As Benihana grew, so did Rocky's aspirations. He began collecting -- paintings, antiques, apartments, cars, women, kids. . . . "I have seven. I try to make sure they are all OK, but it's not always easy."

He is, he declares, a challenger. "I want to challenge everything." Which explains the drive that made him backgammon champion of the U.S. in 1975. Also why he went into power boat racing. And in 1982 won the world record for crossing the Pacific in a hot air balloon. "Richard Branson copied me. But that's OK."

Such a daredevil life took its toll over the years. Twenty-two broken bones. A Dacron aorta. Loss of spleen and other bits and pieces. Hepatitis C. Life, Rocky admits, became pretty miserable; if Keiko had not come onto the scene, he wonders what might have become of him. "Now I'm a health freak. I don't even drink."

Such an admission makes his latest enterprise even more interesting: a coals to Newcastle kind of project being launched in Japan that aims to make its famed rice wine better known and appreciated all over the world. "We want to make sake international."

This three-day trip has been concerned with preparing the red carpet for the sake tour later in the month and, being a sports enthusiast, making a speech at a panel discussion at the Palace Hotel between baseball coaches, managers and management organized by Sadaharu Oh. "We were looking at the business challenges facing the sport. I told them that running a baseball team is no different to running a restaurant. Then explained why."

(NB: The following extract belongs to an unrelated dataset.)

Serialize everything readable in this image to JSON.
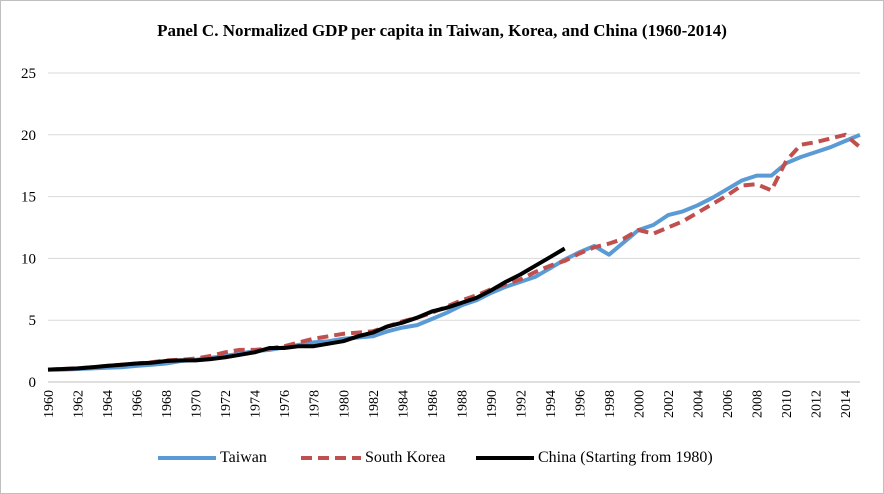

The return trip from Feb. 8 looks to be far more demanding. Because Rocky has been honored with many awards, he regards himself as a cultural bridge and wants to give something back. Working within the framework of the Yokoso Japan project, which aims to bring many more tourists to Japan, the couple are promoting sake, and Keiko is working on a cookbook.

They founded a sake club in New York, with some 200 members, mostly American but not all, and 50-50 men and women. The delegation of 20 will be at the FCCJ Sake (Hanakobo) Nouveau Tasting at the club today from 6 p.m., with 90 rice wines from 30 leading "hanakobo" ("flower yeast") sake makers. More can be tasted tomorrow at a noh performance at the National Noh Theater in Sendagaya from 2 p.m.

Thinking himself lucky not to have landed on the rocks, Rocky has followed the career of Takafumi Horie, founder of Livedoor, with more than a little interest, because, "he's just like me."

Horie wanted to grow, wanted to make money but, "depending too much on other people at the start, dug himself into a pit. He too is a challenger, a doer, but as we are seeing, the outcome is different. All he can do now is go abroad in a few years, start again."

Saying he has similar problems, Rocky resigned as chairman of Benihana, because he might have been seen as an insider trader. "To live," Rocky says, "you have to stay within the law."